Comment by TeMPOraL
19 hours ago
> What's the main barrier to doing this all the time? Sounds like a good practice in general.
Misunderstanding of what "cognitive load" is. It's not measured in ability for a junior picked off a street at random to understand code they never saw before.
There are at least two components to cognitive load: knowledge and working memory. Human working memory is limited, meaning we can only keep track of so much code in our head at the same time, which sets an upper bound on code complexity we're able to handle. If the problem's inherent complexity is greater than that upper bound, you won't be able to effectively solve it at all.
The point of learning about the domain, learning design patterns, advanced programming techniques, the point of developing languages with powerful features, is to allow people to spend cognitive work up front, learning these techniques and tools, and then forever be able to handle more complexity within their limited working memory. The current zeitgeist of writing dumbest possible code anyone can understand, gets it exactly backwards: the dumber, more junior-friendly the code, the more working memory it takes up, for a fixed amount of problem complexity being addressed. In other words, the dumber code you insist on, the fewer and simpler problems you can solve with it before you hit the hard limits of human brains.

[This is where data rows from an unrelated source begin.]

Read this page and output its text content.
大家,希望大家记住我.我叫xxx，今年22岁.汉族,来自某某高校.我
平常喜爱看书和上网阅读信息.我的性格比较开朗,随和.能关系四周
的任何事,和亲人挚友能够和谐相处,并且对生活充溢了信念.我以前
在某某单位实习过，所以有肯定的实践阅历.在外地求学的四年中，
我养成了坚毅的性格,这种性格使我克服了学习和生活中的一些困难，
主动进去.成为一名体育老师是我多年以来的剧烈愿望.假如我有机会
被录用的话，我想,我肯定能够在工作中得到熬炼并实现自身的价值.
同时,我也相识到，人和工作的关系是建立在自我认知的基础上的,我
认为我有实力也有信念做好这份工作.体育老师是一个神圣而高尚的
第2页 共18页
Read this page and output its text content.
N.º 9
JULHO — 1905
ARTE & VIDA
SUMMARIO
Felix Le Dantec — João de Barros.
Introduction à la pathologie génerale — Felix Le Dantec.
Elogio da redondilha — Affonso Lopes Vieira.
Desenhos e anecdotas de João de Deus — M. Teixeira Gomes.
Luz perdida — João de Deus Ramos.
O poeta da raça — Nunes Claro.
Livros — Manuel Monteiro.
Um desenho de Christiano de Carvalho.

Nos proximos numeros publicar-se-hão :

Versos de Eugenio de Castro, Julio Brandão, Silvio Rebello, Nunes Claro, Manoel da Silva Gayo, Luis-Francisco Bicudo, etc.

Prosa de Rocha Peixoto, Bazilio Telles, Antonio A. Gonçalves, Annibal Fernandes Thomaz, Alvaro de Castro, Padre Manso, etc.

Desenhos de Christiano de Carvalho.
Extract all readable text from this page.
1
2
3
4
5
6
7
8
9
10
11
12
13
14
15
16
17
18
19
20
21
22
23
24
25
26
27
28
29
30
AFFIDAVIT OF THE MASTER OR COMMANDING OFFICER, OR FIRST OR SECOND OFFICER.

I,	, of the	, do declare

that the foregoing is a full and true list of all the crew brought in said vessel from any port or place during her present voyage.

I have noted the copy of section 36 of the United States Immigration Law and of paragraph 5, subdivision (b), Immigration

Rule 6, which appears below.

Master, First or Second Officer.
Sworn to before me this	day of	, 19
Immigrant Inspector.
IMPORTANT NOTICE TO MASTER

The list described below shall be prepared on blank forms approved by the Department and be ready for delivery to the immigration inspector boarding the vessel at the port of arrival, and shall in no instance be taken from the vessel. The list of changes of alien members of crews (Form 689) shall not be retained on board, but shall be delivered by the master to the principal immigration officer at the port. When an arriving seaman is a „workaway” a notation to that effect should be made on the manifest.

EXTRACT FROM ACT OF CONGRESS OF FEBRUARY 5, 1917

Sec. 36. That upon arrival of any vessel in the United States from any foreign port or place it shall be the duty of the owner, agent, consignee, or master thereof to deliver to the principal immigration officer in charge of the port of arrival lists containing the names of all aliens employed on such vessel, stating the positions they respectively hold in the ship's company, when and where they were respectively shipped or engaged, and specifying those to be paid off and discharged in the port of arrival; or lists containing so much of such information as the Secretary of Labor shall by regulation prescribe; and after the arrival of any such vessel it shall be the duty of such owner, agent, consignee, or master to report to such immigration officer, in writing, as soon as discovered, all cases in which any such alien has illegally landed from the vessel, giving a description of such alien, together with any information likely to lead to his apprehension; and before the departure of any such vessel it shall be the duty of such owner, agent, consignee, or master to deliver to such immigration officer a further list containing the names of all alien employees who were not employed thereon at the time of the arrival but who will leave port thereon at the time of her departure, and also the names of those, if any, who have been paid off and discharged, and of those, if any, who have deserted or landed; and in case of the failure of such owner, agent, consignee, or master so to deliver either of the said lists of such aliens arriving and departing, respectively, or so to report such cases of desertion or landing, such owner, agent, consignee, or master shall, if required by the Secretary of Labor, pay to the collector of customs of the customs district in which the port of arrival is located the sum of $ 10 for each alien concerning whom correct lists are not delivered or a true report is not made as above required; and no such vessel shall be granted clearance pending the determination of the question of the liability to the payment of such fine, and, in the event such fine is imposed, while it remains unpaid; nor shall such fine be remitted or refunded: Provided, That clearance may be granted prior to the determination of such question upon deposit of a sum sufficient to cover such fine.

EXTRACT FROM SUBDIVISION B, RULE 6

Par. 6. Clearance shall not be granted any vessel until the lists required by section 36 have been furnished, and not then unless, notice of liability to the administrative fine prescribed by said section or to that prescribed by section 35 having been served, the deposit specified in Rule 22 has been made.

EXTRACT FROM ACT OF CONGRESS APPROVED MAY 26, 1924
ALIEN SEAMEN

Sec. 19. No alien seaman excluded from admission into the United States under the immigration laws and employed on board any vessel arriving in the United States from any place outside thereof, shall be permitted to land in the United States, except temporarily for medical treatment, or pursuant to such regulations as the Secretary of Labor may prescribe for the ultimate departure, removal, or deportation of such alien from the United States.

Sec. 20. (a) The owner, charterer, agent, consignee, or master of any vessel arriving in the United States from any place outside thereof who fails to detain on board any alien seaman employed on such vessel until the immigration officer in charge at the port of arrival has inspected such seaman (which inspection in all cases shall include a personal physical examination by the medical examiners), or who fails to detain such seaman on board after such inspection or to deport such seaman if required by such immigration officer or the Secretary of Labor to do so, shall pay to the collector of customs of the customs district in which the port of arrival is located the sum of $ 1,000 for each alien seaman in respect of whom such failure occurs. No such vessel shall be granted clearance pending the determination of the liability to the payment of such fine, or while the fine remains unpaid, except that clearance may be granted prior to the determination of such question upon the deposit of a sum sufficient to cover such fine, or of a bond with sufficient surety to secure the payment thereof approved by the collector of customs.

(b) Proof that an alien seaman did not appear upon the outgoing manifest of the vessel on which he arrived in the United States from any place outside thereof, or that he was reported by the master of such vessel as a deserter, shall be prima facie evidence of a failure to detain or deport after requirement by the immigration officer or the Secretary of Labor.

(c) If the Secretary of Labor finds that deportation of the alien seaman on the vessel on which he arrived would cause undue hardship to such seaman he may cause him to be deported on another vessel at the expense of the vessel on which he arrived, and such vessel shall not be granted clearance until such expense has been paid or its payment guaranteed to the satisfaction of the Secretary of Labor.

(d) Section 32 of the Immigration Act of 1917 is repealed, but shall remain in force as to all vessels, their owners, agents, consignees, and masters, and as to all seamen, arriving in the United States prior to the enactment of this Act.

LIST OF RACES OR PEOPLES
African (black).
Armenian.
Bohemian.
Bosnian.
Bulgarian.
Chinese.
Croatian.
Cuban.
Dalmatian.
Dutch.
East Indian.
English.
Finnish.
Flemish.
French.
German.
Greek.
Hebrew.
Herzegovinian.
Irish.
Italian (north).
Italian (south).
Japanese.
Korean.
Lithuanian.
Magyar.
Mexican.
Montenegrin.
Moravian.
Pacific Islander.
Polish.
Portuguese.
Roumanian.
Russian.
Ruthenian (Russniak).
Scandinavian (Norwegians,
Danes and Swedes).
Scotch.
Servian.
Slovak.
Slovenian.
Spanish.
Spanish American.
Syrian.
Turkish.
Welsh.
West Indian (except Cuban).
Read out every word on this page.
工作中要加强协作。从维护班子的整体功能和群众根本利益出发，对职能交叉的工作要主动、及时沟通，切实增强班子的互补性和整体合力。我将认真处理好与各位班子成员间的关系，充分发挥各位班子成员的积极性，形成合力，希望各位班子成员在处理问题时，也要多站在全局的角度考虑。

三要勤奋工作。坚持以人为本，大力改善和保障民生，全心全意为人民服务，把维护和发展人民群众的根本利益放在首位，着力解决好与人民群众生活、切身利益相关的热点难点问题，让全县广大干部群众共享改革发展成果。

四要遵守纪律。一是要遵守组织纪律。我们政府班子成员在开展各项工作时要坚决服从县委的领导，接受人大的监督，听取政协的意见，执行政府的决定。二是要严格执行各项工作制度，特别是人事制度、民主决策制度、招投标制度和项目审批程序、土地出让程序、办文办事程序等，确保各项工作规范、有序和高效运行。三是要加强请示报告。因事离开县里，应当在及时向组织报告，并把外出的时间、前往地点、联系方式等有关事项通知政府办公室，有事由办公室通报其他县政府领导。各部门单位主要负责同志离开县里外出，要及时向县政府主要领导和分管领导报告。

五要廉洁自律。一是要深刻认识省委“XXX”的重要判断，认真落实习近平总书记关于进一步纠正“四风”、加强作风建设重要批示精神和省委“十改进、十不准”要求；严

My own belief is that we're already witnessing it all the time - software increasingly sucks and is bug-ridden because industry is trying to save money by making the least experienced people available do most of the actual coding work. Basically, software quality and productivity, as well as the complexity of problems it can address, is being limited by working memory of junior developers.
(The industry doesn't actually stop people from learning - it just forces people who reached a minimum amount of competence and want to earn more money to switch to faux-management, which "senior" and above roles increasingly are.)